I have been under the service now for 5 months and have managed to climb slowly up a couple of kgs, to start having a regular breakfast and starting to enjoy eating again. Have the ANTS (Automatic Negative Thoughts) gone? No. Am I progressing as fast as they would like? No. Will they kick me off the service for losing weight? Probably. 

The therapy I am under apparently works the best with adults, its weird to be even getting therapy considering I don't feel unwell enough? 

Specialist supportive clinical management (SSCM) we are hoping will be the slowest and best path forward for now. I realise what the issues were, where I have ended up and where I need to be, there are just too many roadblocks.

Stress

Kyphoscoliosis

GI issues

POTS symptoms

MCAS reactions

Vascular Compressions

All of the above may or may not be contributing to my constant adverse affects from eating. What I have learnt is to eat in small amounts, standing up where I can and at times when I feel hungry or in the right mindset. I need to work, look after the kids, organise my life and I can;t do that when I'm overcome with pain and discomfort and can't think through the fatigue.
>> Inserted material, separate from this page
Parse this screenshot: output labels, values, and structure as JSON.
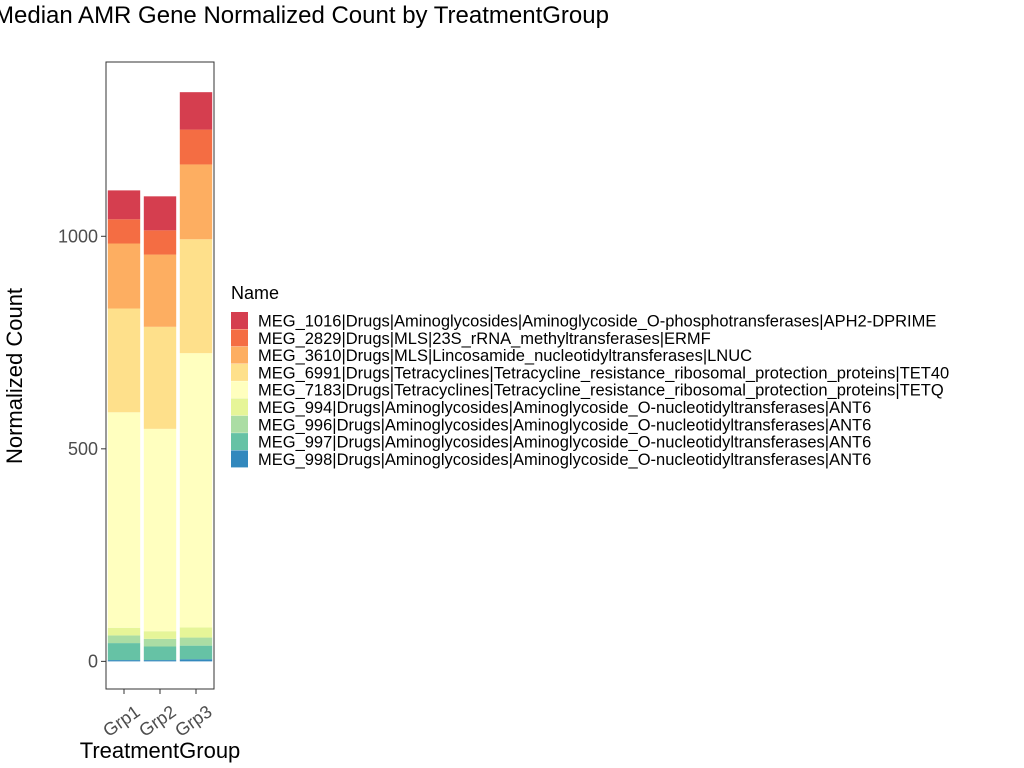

I have a cardio appointment in a couple of weeks to check out my POTS symptoms, I am seeing an osteo to address my pain. My family have attended an information evening, I'm reading books about recovery. I'm doing what I can to avoid inpatient admission, mechanical refeeding and heading in the right direction. Im starting workbooks soon on long term recovery, I believe I will get there eventually, I struggle to comprehend how I got here in the first place.

All I know that I am not the only one, I don't feel alone, I feel supported. 

Why is that not enough though. Why can't I just be all that they need me to be. Just like them. Newsflash. That's never going to happen. The only one that understands that the best is DH. Without him I absolutely know I would not be here doing as well as I can be.

EDS is hard work. But I've got this.